On Tuesday morning, I got up early, got my 1-year-old son Christopher ready and left with my husband, Juan Vivares, for what we hoped would be a routine check-in with an Immigration and Customs Enforcement officer in Manhattan.
The check-in had been scheduled because Juan was denied his application for political asylum from his native Colombia late last year and I am in the process of petitioning for him to stay in the country because my son and I are both U.S. citizens.
Juan works — or worked — as an electrician and I am a doorwoman at a luxury building on the Upper East Side of Manhattan. We have — or had — good jobs, pay our taxes and have been saving money to move out of our apartment and buy a house in the Bronx. We’d prepared all of our documents carefully and believed that when the ICE officer looked at our case, she would allow Juan to stay.
But the meeting turned into a nightmare as the officer we met with didn’t care that Juan’s file had letters of support and the notice that my petition is being processed.
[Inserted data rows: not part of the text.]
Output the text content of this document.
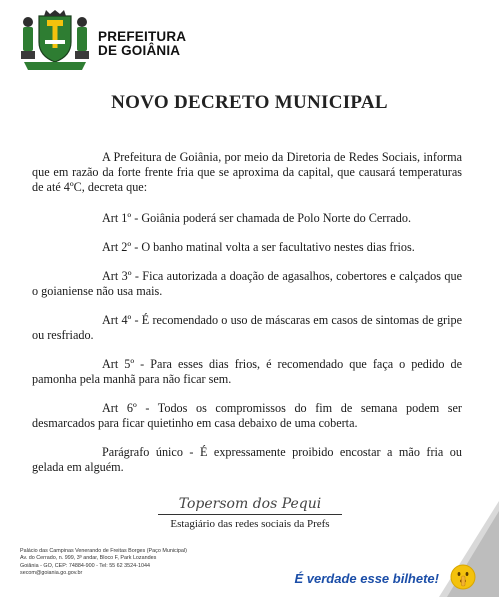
PREFEITURA
DE GOIÂNIA
NOVO DECRETO MUNICIPAL

A Prefeitura de Goiânia, por meio da Diretoria de Redes Sociais, informa que em razão da forte frente fria que se aproxima da capital, que causará temperaturas de até 4ºC, decreta que:

Art 1º - Goiânia poderá ser chamada de Polo Norte do Cerrado.

Art 2º - O banho matinal volta a ser facultativo nestes dias frios.

Art 3º - Fica autorizada a doação de agasalhos, cobertores e calçados que o goianiense não usa mais.

Art 4º - É recomendado o uso de máscaras em casos de sintomas de gripe ou resfriado.

Art 5º - Para esses dias frios, é recomendado que faça o pedido de pamonha pela manhã para não ficar sem.

Art 6º - Todos os compromissos do fim de semana podem ser desmarcados para ficar quietinho em casa debaixo de uma coberta.

Parágrafo único - É expressamente proibido encostar a mão fria ou gelada em alguém.

Topersom dos Pequi
Estagiário das redes sociais da Prefs
Palácio das Campinas Venerando de Freitas Borges (Paço Municipal)
Av. do Cerrado, n. 999, 3º andar, Bloco F, Park Lozandes
Goiânia - GO, CEP: 74884-900 - Tel: 55 62 3524-1044
secom@goiania.go.gov.br	É verdade esse bilhete!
She just said to Juan: “I already made my decision. You have no reason to stay in the country.”
We tried to tell her that my son and I are his reasons to stay. She didn’t care. We walked into the meeting a family of three but I walked out alone with Christopher and realized our family had just been torn apart.
Juan has already been sent to a detention center in Texas and has been told he’ll be put on a plane to Colombia on Monday.